Así como el coronavirus nos puede exponer la fragilidad de la anatomía humana, casos como los de Floyd y situaciones como las que atraviesan los barrios vulnerables de la Argentina nos exponen que poco se ha interpelado a determinados sectores a lo largo de la historia. Ser afroamericano en el actual Estados Unidos es una debilidad para otros, como así lo es en la Argentina ser pobre o vivir en un barrio humilde, lo que visto como un problema para muchos charlatanes hoy se solucionaría con el abandono o peor aún, la violencia que mata.
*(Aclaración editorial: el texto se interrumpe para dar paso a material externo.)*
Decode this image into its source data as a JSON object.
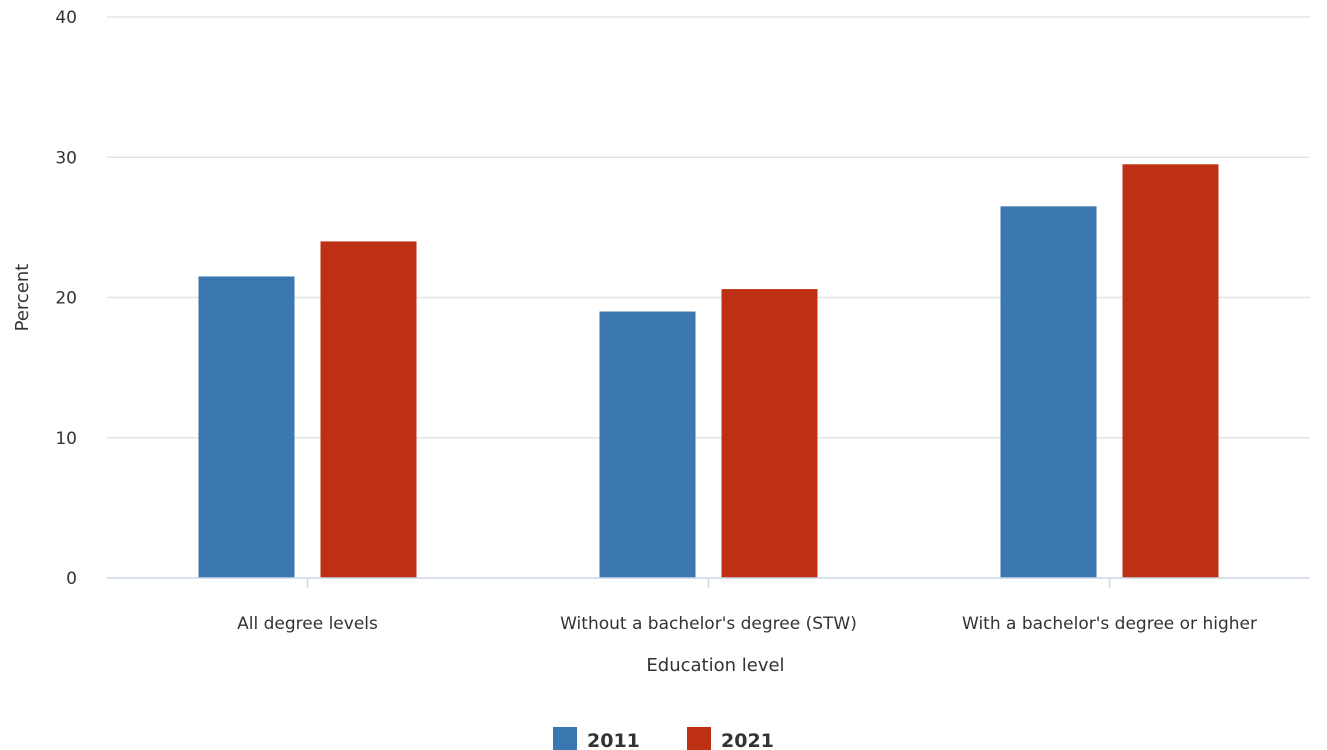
{
  "chart_data": {
    "type": "bar",
    "title": "",
    "xlabel": "Education level",
    "ylabel": "Percent",
    "ylim": [
      0,
      40
    ],
    "yticks": [
      0,
      10,
      20,
      30,
      40
    ],
    "categories": [
      "All degree levels",
      "Without a bachelor's degree (STW)",
      "With a bachelor's degree or higher"
    ],
    "series": [
      {
        "name": "2011",
        "color": "#3a76b0",
        "values": [
          21.5,
          19.0,
          26.5
        ]
      },
      {
        "name": "2021",
        "color": "#bd3013",
        "values": [
          24.0,
          20.6,
          29.5
        ]
      }
    ],
    "grid": true,
    "legend_position": "bottom-center"
  }
}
Esas construcciones, con sus particularidades en cada país, son meras composiciones imaginarias de lo que representa el otro y son precisamente las trabas culturales que no permiten que una sociedad avance hacia la igualdad o, al menos, hacia una mejor distribución de las oportunidades.
Es por ello que hoy a pesar de seguir en cuarentena, las elecciones de qué mundo elegir siguen tan vigentes como ayer. Sentir rechazo hacia una persona que ocupa un lugar diferente -habitualmente social y económico inferior- no es un problema meramente social, es además ideológico y humano, es más bien una construcción que tiene tantos años como los estados nación. Los más vulnerables existen desde antes del coronavirus en Villa Azul y desde mucho antes de la muerte de Floyd. No se pueden ocultar porque son parte del pueblo y están sufriendo.
El discurso liberal muestra lo antagónico como un villano de una película de Disney que sorprende cuando se revela para mostrarse al mundo. La diferencia social es aceptada como impuesta sin derecho a réplica, exigiendo que se extirpe al ser inferior como si se tratase de una enfermedad, más que de una condición contextualizada. Culpar a la víctima es el camino facilista que adoptan los sectores que temen que el poder que poseen se vea debilitado y que sólo se muestran solidarios cuando no se sienten amenazados de perder el propio poder que se han atribuido. La desigualdad no entiende de cuarentena o fronteras, detectarla y ocultarla o por el contrario visibilizarla, es lo que convierte a una sociedad en menos o más justa.